Set in the last golden days of the Harlem Renaissance our leading Black artsits are fleeing to Paris to keep their dreams alive, meanwhile back home dreams are barely holding on, rent is past due and the next day’s meal may or may not come. We meet Angel and Guy post riotous night before when her Italian mobster boyfriend is most certainly done with her, and it falls on Guy to see her through yet another phase. He has been here before. Cleage takes us there in this rich and gutsy play. There is a gun so we know at sometime our comforted realties whilst living in this era, will be punctured and tragedy will ensue but in the meantime, leading right to the senseless tragedy is such vibrant fun in this house that struggles against the heatwave ripping through the city that sees neighbours convene on stoops for laughs, catching up, and drinks, whilst ensconced in a world slowly fading into something they will soon not recognise. Guy and Angel, played by Samira Wiley, are the perfect ying and yang. The designer whose liberal lifestyle and design savoir-faire provides the audience with good banter and jokes but soon becomes a point of contempt when his liberalism clashes with Leland’s conservatism; a very North-South divide. Leland, whilst also courting Angel, embarks on seeing her in his own image of conservatism from the south as opposed to the liberalism in New York.

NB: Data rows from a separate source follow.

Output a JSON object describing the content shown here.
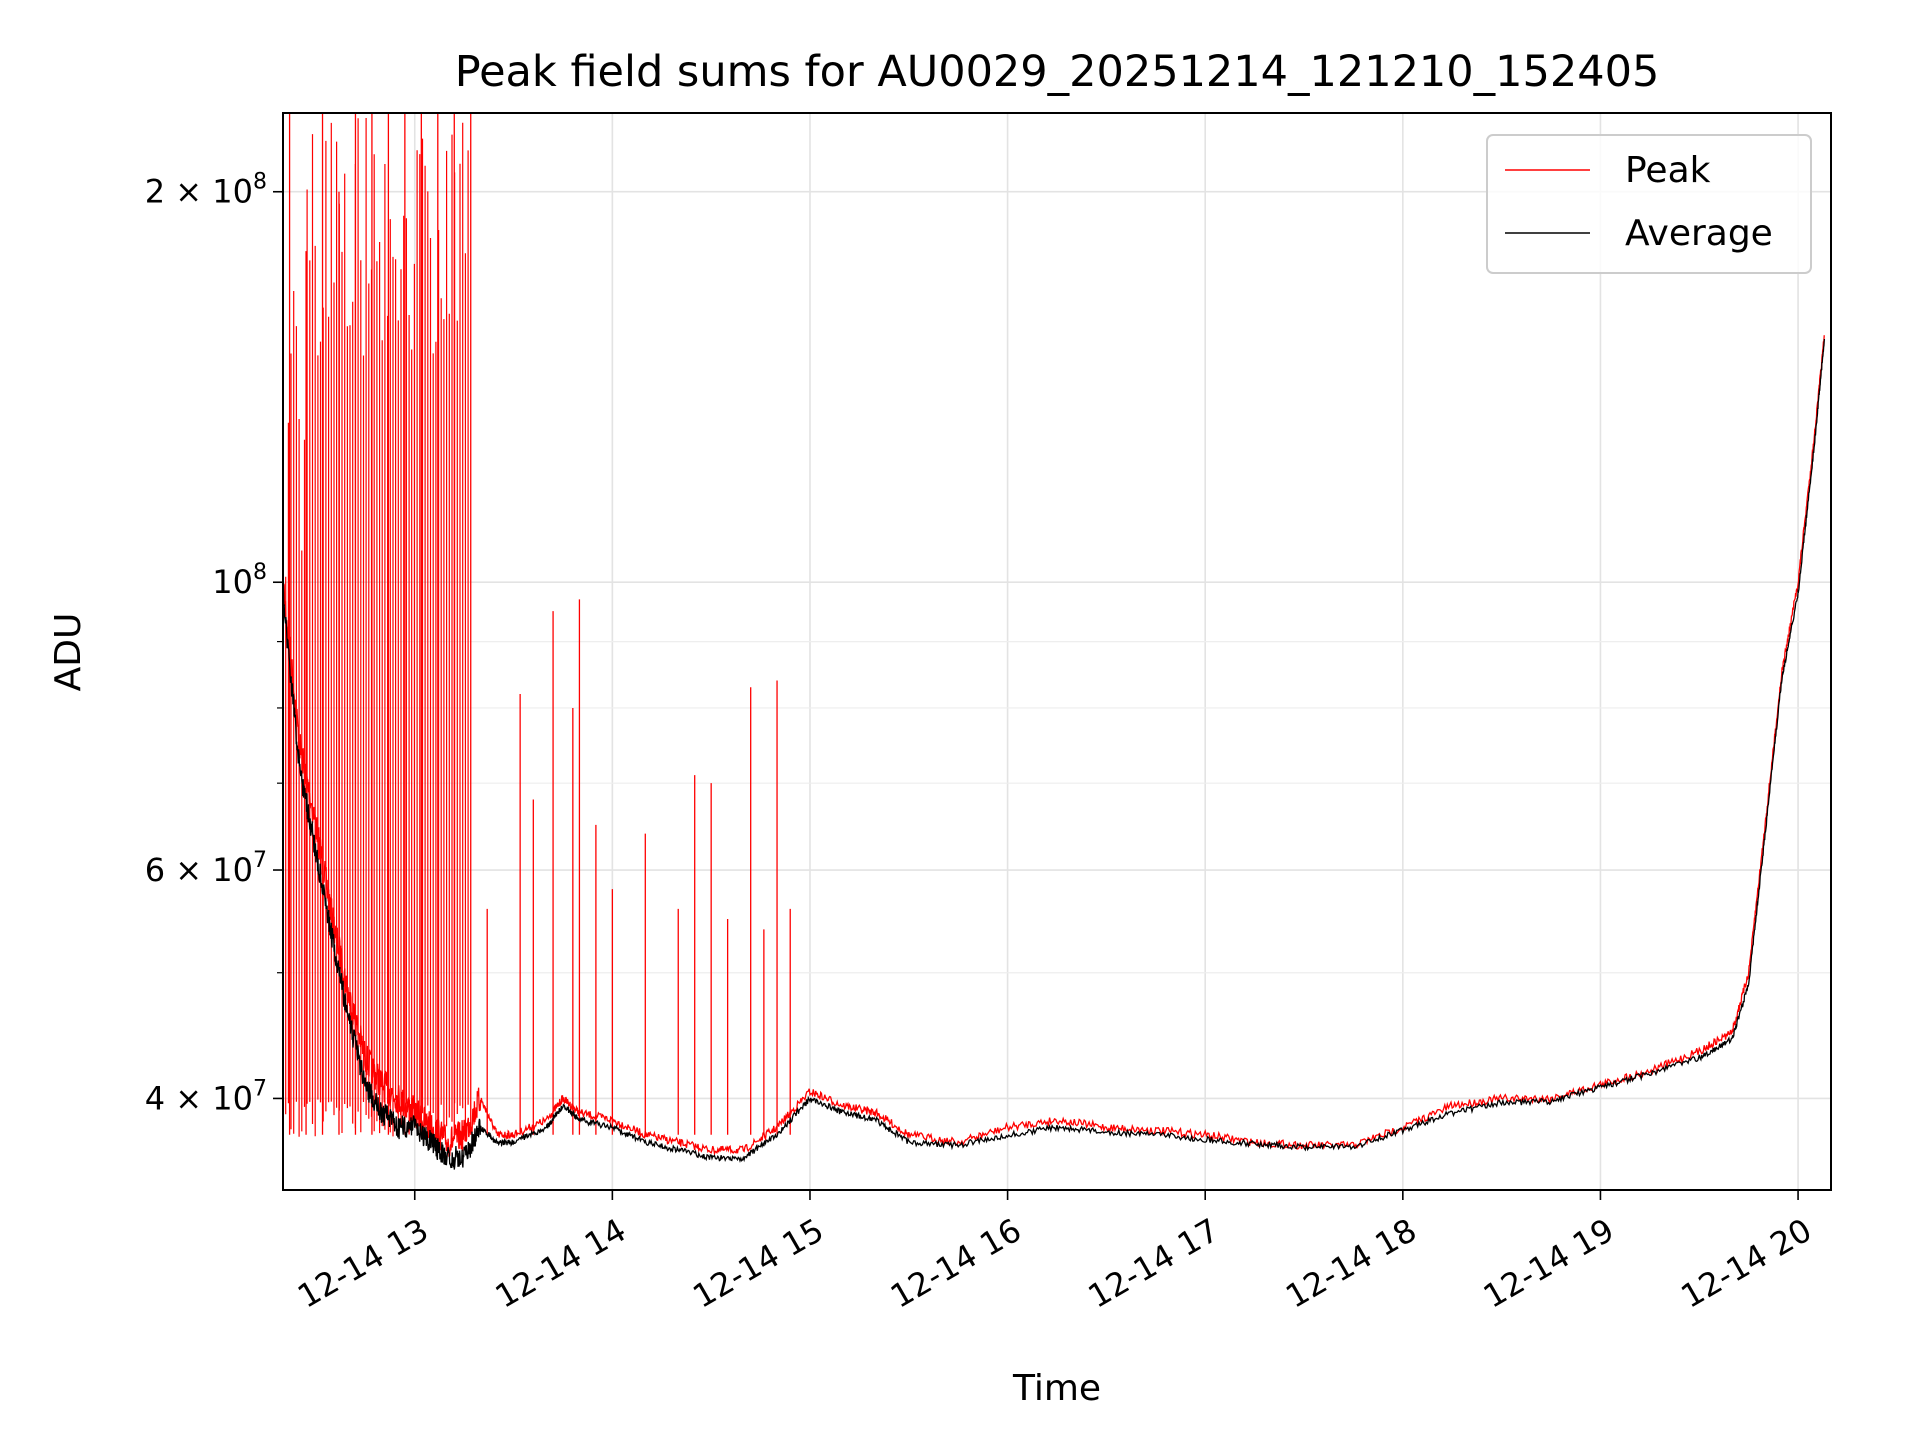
{
  "chart_data": {
    "type": "line",
    "title": "Peak field sums for AU0029_20251214_121210_152405",
    "xlabel": "Time",
    "ylabel": "ADU",
    "yscale": "log",
    "xlim": [
      "2025-12-14 12:20",
      "2025-12-14 20:10"
    ],
    "ylim": [
      34000000,
      230000000
    ],
    "grid": true,
    "legend_position": "top-right",
    "x_ticks": [
      {
        "value": "2025-12-14 13:00",
        "label": "12-14 13"
      },
      {
        "value": "2025-12-14 14:00",
        "label": "12-14 14"
      },
      {
        "value": "2025-12-14 15:00",
        "label": "12-14 15"
      },
      {
        "value": "2025-12-14 16:00",
        "label": "12-14 16"
      },
      {
        "value": "2025-12-14 17:00",
        "label": "12-14 17"
      },
      {
        "value": "2025-12-14 18:00",
        "label": "12-14 18"
      },
      {
        "value": "2025-12-14 19:00",
        "label": "12-14 19"
      },
      {
        "value": "2025-12-14 20:00",
        "label": "12-14 20"
      }
    ],
    "y_ticks": [
      {
        "value": 40000000,
        "base": "4 × 10",
        "exp": "7"
      },
      {
        "value": 60000000,
        "base": "6 × 10",
        "exp": "7"
      },
      {
        "value": 100000000,
        "base": "10",
        "exp": "8"
      },
      {
        "value": 200000000,
        "base": "2 × 10",
        "exp": "8"
      }
    ],
    "y_minor_ticks": [
      50000000,
      70000000,
      80000000,
      90000000
    ],
    "series": [
      {
        "name": "Peak",
        "color": "#ff0000",
        "x": [
          "2025-12-14 12:20",
          "2025-12-14 12:25",
          "2025-12-14 12:30",
          "2025-12-14 12:35",
          "2025-12-14 12:40",
          "2025-12-14 12:45",
          "2025-12-14 12:50",
          "2025-12-14 12:55",
          "2025-12-14 13:00",
          "2025-12-14 13:05",
          "2025-12-14 13:10",
          "2025-12-14 13:15",
          "2025-12-14 13:20",
          "2025-12-14 13:25",
          "2025-12-14 13:30",
          "2025-12-14 13:40",
          "2025-12-14 13:45",
          "2025-12-14 13:50",
          "2025-12-14 14:00",
          "2025-12-14 14:10",
          "2025-12-14 14:20",
          "2025-12-14 14:30",
          "2025-12-14 14:40",
          "2025-12-14 14:50",
          "2025-12-14 15:00",
          "2025-12-14 15:10",
          "2025-12-14 15:20",
          "2025-12-14 15:30",
          "2025-12-14 15:45",
          "2025-12-14 16:00",
          "2025-12-14 16:15",
          "2025-12-14 16:30",
          "2025-12-14 16:45",
          "2025-12-14 17:00",
          "2025-12-14 17:15",
          "2025-12-14 17:30",
          "2025-12-14 17:45",
          "2025-12-14 18:00",
          "2025-12-14 18:15",
          "2025-12-14 18:30",
          "2025-12-14 18:45",
          "2025-12-14 19:00",
          "2025-12-14 19:15",
          "2025-12-14 19:30",
          "2025-12-14 19:40",
          "2025-12-14 19:45",
          "2025-12-14 19:50",
          "2025-12-14 19:55",
          "2025-12-14 20:00",
          "2025-12-14 20:05",
          "2025-12-14 20:08"
        ],
        "y": [
          100000000,
          75000000,
          65000000,
          55000000,
          48000000,
          43000000,
          41000000,
          40000000,
          39000000,
          38000000,
          37000000,
          37500000,
          40000000,
          37500000,
          37500000,
          38500000,
          40000000,
          39000000,
          38500000,
          37500000,
          37000000,
          36500000,
          36500000,
          38000000,
          40500000,
          39500000,
          39000000,
          37500000,
          37000000,
          38000000,
          38500000,
          38000000,
          37800000,
          37500000,
          37000000,
          36800000,
          36800000,
          38000000,
          39500000,
          40000000,
          40000000,
          41000000,
          42000000,
          43500000,
          45000000,
          50000000,
          65000000,
          85000000,
          100000000,
          130000000,
          155000000
        ],
        "spikes": [
          {
            "x": "2025-12-14 12:22",
            "y": 230000000
          },
          {
            "x": "2025-12-14 12:27",
            "y": 180000000
          },
          {
            "x": "2025-12-14 12:32",
            "y": 230000000
          },
          {
            "x": "2025-12-14 12:37",
            "y": 200000000
          },
          {
            "x": "2025-12-14 12:42",
            "y": 230000000
          },
          {
            "x": "2025-12-14 12:47",
            "y": 230000000
          },
          {
            "x": "2025-12-14 12:52",
            "y": 230000000
          },
          {
            "x": "2025-12-14 12:57",
            "y": 230000000
          },
          {
            "x": "2025-12-14 13:02",
            "y": 230000000
          },
          {
            "x": "2025-12-14 13:07",
            "y": 230000000
          },
          {
            "x": "2025-12-14 13:12",
            "y": 230000000
          },
          {
            "x": "2025-12-14 13:17",
            "y": 230000000
          },
          {
            "x": "2025-12-14 13:22",
            "y": 56000000
          },
          {
            "x": "2025-12-14 13:32",
            "y": 82000000
          },
          {
            "x": "2025-12-14 13:36",
            "y": 68000000
          },
          {
            "x": "2025-12-14 13:42",
            "y": 95000000
          },
          {
            "x": "2025-12-14 13:48",
            "y": 80000000
          },
          {
            "x": "2025-12-14 13:50",
            "y": 97000000
          },
          {
            "x": "2025-12-14 13:55",
            "y": 65000000
          },
          {
            "x": "2025-12-14 14:00",
            "y": 58000000
          },
          {
            "x": "2025-12-14 14:10",
            "y": 64000000
          },
          {
            "x": "2025-12-14 14:20",
            "y": 56000000
          },
          {
            "x": "2025-12-14 14:25",
            "y": 71000000
          },
          {
            "x": "2025-12-14 14:30",
            "y": 70000000
          },
          {
            "x": "2025-12-14 14:35",
            "y": 55000000
          },
          {
            "x": "2025-12-14 14:42",
            "y": 83000000
          },
          {
            "x": "2025-12-14 14:46",
            "y": 54000000
          },
          {
            "x": "2025-12-14 14:50",
            "y": 84000000
          },
          {
            "x": "2025-12-14 14:54",
            "y": 56000000
          }
        ]
      },
      {
        "name": "Average",
        "color": "#000000",
        "x": [
          "2025-12-14 12:20",
          "2025-12-14 12:25",
          "2025-12-14 12:30",
          "2025-12-14 12:35",
          "2025-12-14 12:40",
          "2025-12-14 12:45",
          "2025-12-14 12:50",
          "2025-12-14 12:55",
          "2025-12-14 13:00",
          "2025-12-14 13:05",
          "2025-12-14 13:10",
          "2025-12-14 13:15",
          "2025-12-14 13:20",
          "2025-12-14 13:25",
          "2025-12-14 13:30",
          "2025-12-14 13:40",
          "2025-12-14 13:45",
          "2025-12-14 13:50",
          "2025-12-14 14:00",
          "2025-12-14 14:10",
          "2025-12-14 14:20",
          "2025-12-14 14:30",
          "2025-12-14 14:40",
          "2025-12-14 14:50",
          "2025-12-14 15:00",
          "2025-12-14 15:10",
          "2025-12-14 15:20",
          "2025-12-14 15:30",
          "2025-12-14 15:45",
          "2025-12-14 16:00",
          "2025-12-14 16:15",
          "2025-12-14 16:30",
          "2025-12-14 16:45",
          "2025-12-14 17:00",
          "2025-12-14 17:15",
          "2025-12-14 17:30",
          "2025-12-14 17:45",
          "2025-12-14 18:00",
          "2025-12-14 18:15",
          "2025-12-14 18:30",
          "2025-12-14 18:45",
          "2025-12-14 19:00",
          "2025-12-14 19:15",
          "2025-12-14 19:30",
          "2025-12-14 19:40",
          "2025-12-14 19:45",
          "2025-12-14 19:50",
          "2025-12-14 19:55",
          "2025-12-14 20:00",
          "2025-12-14 20:05",
          "2025-12-14 20:08"
        ],
        "y": [
          98000000,
          72000000,
          62000000,
          53000000,
          46000000,
          41000000,
          39000000,
          38000000,
          38000000,
          37000000,
          36000000,
          36000000,
          38000000,
          37000000,
          37000000,
          38000000,
          39500000,
          38500000,
          38000000,
          37000000,
          36500000,
          36000000,
          36000000,
          37500000,
          40000000,
          39000000,
          38500000,
          37000000,
          36800000,
          37500000,
          38000000,
          37700000,
          37500000,
          37200000,
          36900000,
          36700000,
          36700000,
          37800000,
          39000000,
          39700000,
          39800000,
          40800000,
          41800000,
          43000000,
          44500000,
          49000000,
          64000000,
          84000000,
          98000000,
          128000000,
          154000000
        ]
      }
    ]
  }
}
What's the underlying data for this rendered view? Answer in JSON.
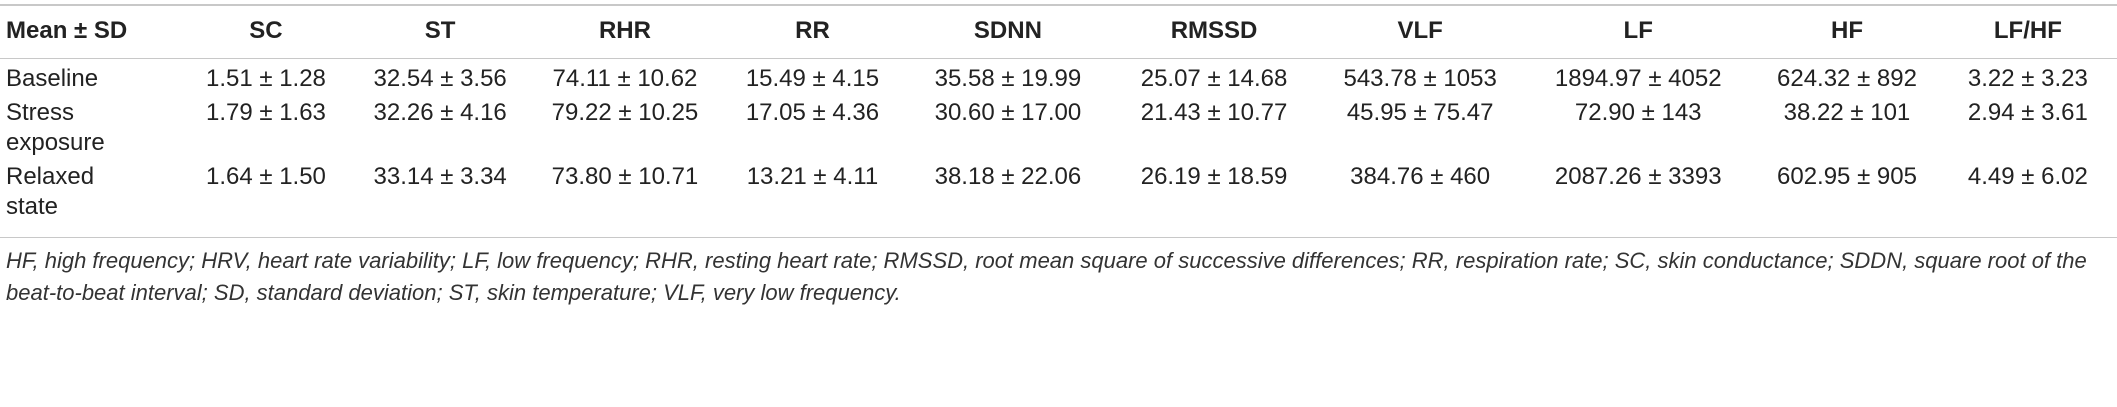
{
  "table": {
    "headers": [
      "Mean ± SD",
      "SC",
      "ST",
      "RHR",
      "RR",
      "SDNN",
      "RMSSD",
      "VLF",
      "LF",
      "HF",
      "LF/HF"
    ],
    "rows": [
      {
        "label_line1": "Baseline",
        "label_line2": "",
        "cells": [
          "1.51 ± 1.28",
          "32.54 ± 3.56",
          "74.11 ± 10.62",
          "15.49 ± 4.15",
          "35.58 ± 19.99",
          "25.07 ± 14.68",
          "543.78 ± 1053",
          "1894.97 ± 4052",
          "624.32 ± 892",
          "3.22 ± 3.23"
        ]
      },
      {
        "label_line1": "Stress",
        "label_line2": "exposure",
        "cells": [
          "1.79 ± 1.63",
          "32.26 ± 4.16",
          "79.22 ± 10.25",
          "17.05 ± 4.36",
          "30.60 ± 17.00",
          "21.43 ± 10.77",
          "45.95 ± 75.47",
          "72.90 ± 143",
          "38.22 ± 101",
          "2.94 ± 3.61"
        ]
      },
      {
        "label_line1": "Relaxed",
        "label_line2": "state",
        "cells": [
          "1.64 ± 1.50",
          "33.14 ± 3.34",
          "73.80 ± 10.71",
          "13.21 ± 4.11",
          "38.18 ± 22.06",
          "26.19 ± 18.59",
          "384.76 ± 460",
          "2087.26 ± 3393",
          "602.95 ± 905",
          "4.49 ± 6.02"
        ]
      }
    ]
  },
  "footnote": "HF, high frequency; HRV, heart rate variability; LF, low frequency; RHR, resting heart rate; RMSSD, root mean square of successive differences; RR, respiration rate; SC, skin conductance; SDDN, square root of the beat-to-beat interval; SD, standard deviation; ST, skin temperature; VLF, very low frequency."
}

Sam dear Sam, is the lynchpin for the characters, even before we meet him our curiosity is peaked. He is the doctor with whom Angel has history and the one who Delia will hope to build a future with. Sam the multifaceted, liberal who has no qualms partying at night, and performing abortions for women whilst helping Delia set up a family planning clinic. He is the character through which others can view themselves, flittering from door to door, between Delia and Guy’s apartment, whose own life will alter the course of events to come.

Delia was the character with my favourite arc, she the ever loving conservative introvert who wants to do good for society, takes a chance on herself takes a chance on herself, letting Guy rob off on her some, after suffering such loss. In one hand her dreams were crushed and with the other she receives and dares to go for it, on a whim, a prayer and couture gowns along the way.

The end whilst tragic was satisfying all the same, my sympathies for Angel was hard to come by and I felt in no way did she deserve Guy’s friendship or the chances she was given to make a go of her life. When it was all said and done, the friendships is reduced to rubble not by the changing world outside of the brownstone but by small mindedness and hate allowed to fester from within.

A mirror for our times if there ever was one.